What do socialists say? Obviously, that we don’t know any better than scientists, and await their further research with interest. We are committed to the view that humans should be able to live in an equitable world in which they can give to the community what they are able and willing to give, whatever the practical limitations on that may be, while at the same time being entitled to receive whatever it is that they need, with similar provisos, and crucially, without the one in any sense entailing the other.

But we might also say that capitalist society is a terrible test bed on which to study intelligence or any other human quality because being in no sense a ‘fair’ system it can therefore in no sense deliver a fair test. Riddled with bias and rigged by the rich, it can never be the definitive authority on who we are as humans or what we’re really capable of.

The real ‘mismeasure of man’ that blights the human condition is not some reductionist mission to isolate, count, measure and label every atom of what it means to be a sentient human. It is the fact that all this science is done in the interest of the plundering of our bodies and minds and abilities by the rich elite. The ugliness behind the façade isn’t the feuding partisanship of the technical arguments, it’s the fact that the rich elite who ultimately bankroll the debate don’t look upon us, the vast majority of humanity, as people or even as workers, they look on us as a natural resource, a money-generating human ‘ore’ with the magical ability to mine itself and refine itself and then grade and polish and put itself to use for life until it wears out and discards itself, but not before helpfully providing its own replacement. The IQ debate isn’t really about science, it’s about quality control on the capitalist production line, and that’s why socialists should refuse to get drawn into it, either on the nature or the nurture side.

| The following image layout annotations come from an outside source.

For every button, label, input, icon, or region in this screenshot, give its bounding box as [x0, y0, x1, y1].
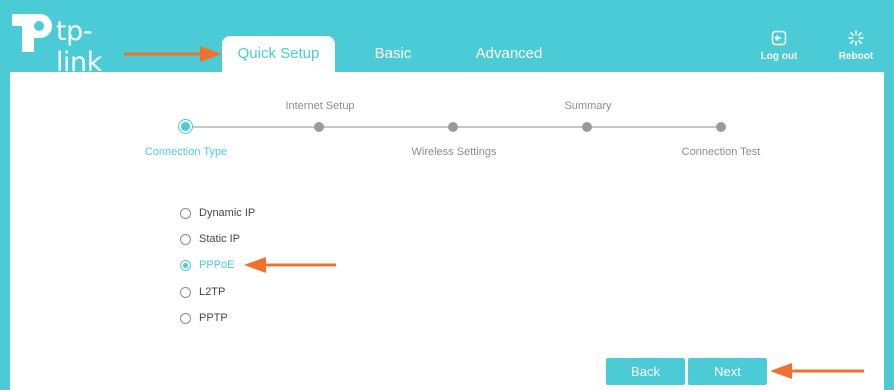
radio-dynamic-ip[interactable]: Dynamic IP	[180, 204, 255, 222]
wizard-step-dot-internet-setup	[314, 122, 324, 132]
tp-link-logo: tp-link	[10, 12, 135, 78]
wizard-step-label-connection-test: Connection Test	[681, 146, 761, 158]
wizard-step-label-wireless-settings: Wireless Settings	[411, 146, 497, 158]
tp-link-logo-icon	[12, 14, 52, 52]
radio-pptp[interactable]: PPTP	[180, 309, 228, 327]
logout-button[interactable]: Log out	[755, 30, 803, 62]
annotation-arrow-icon	[244, 257, 336, 273]
wizard-step-label-internet-setup: Internet Setup	[285, 100, 355, 112]
radio-button[interactable]	[180, 312, 191, 324]
reboot-label: Reboot	[838, 51, 874, 62]
wizard-step-dot-summary	[582, 122, 592, 132]
back-button[interactable]: Back	[606, 358, 685, 385]
wizard-step-dot-connection-test	[716, 122, 726, 132]
radio-label: L2TP	[199, 286, 226, 298]
wizard-step-label-summary: Summary	[564, 100, 612, 112]
radio-label: Dynamic IP	[199, 207, 256, 219]
radio-static-ip[interactable]: Static IP	[180, 230, 240, 248]
wizard-step-label-connection-type: Connection Type	[144, 146, 228, 158]
radio-button[interactable]	[180, 286, 191, 298]
annotation-arrow-icon	[770, 363, 864, 379]
radio-button[interactable]	[180, 233, 191, 245]
main-content: Connection Type Internet Setup Wireless …	[10, 72, 884, 390]
reboot-icon	[848, 30, 864, 46]
logout-icon	[771, 30, 787, 46]
radio-pppoe[interactable]: PPPoE	[180, 256, 234, 274]
wizard-step-dot-wireless-settings	[448, 122, 458, 132]
reboot-button[interactable]: Reboot	[832, 30, 880, 62]
radio-l2tp[interactable]: L2TP	[180, 283, 225, 301]
radio-button[interactable]	[180, 259, 191, 271]
wizard-step-dot-connection-type	[179, 120, 192, 133]
radio-label: PPPoE	[199, 259, 235, 271]
radio-button[interactable]	[180, 207, 191, 219]
tab-basic[interactable]: Basic	[357, 36, 429, 72]
next-button[interactable]: Next	[688, 358, 767, 385]
annotation-arrow-icon	[124, 46, 222, 62]
tab-quick-setup[interactable]: Quick Setup	[222, 36, 335, 72]
radio-label: Static IP	[199, 233, 240, 245]
tab-advanced[interactable]: Advanced	[456, 36, 562, 72]
logout-label: Log out	[760, 51, 798, 62]
radio-label: PPTP	[199, 312, 228, 324]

In socialism, in most normal circumstances where risk to others is low or zero, the real arbiter of a person’s ability should, like that person’s needs and that person’s interests, be that same person and nobody else. Whether objective estimations of IQ continue to be seen as valid or relevant may be a moot point. After all, it was people with such objective expertise who told Einstein he would never amount to anything.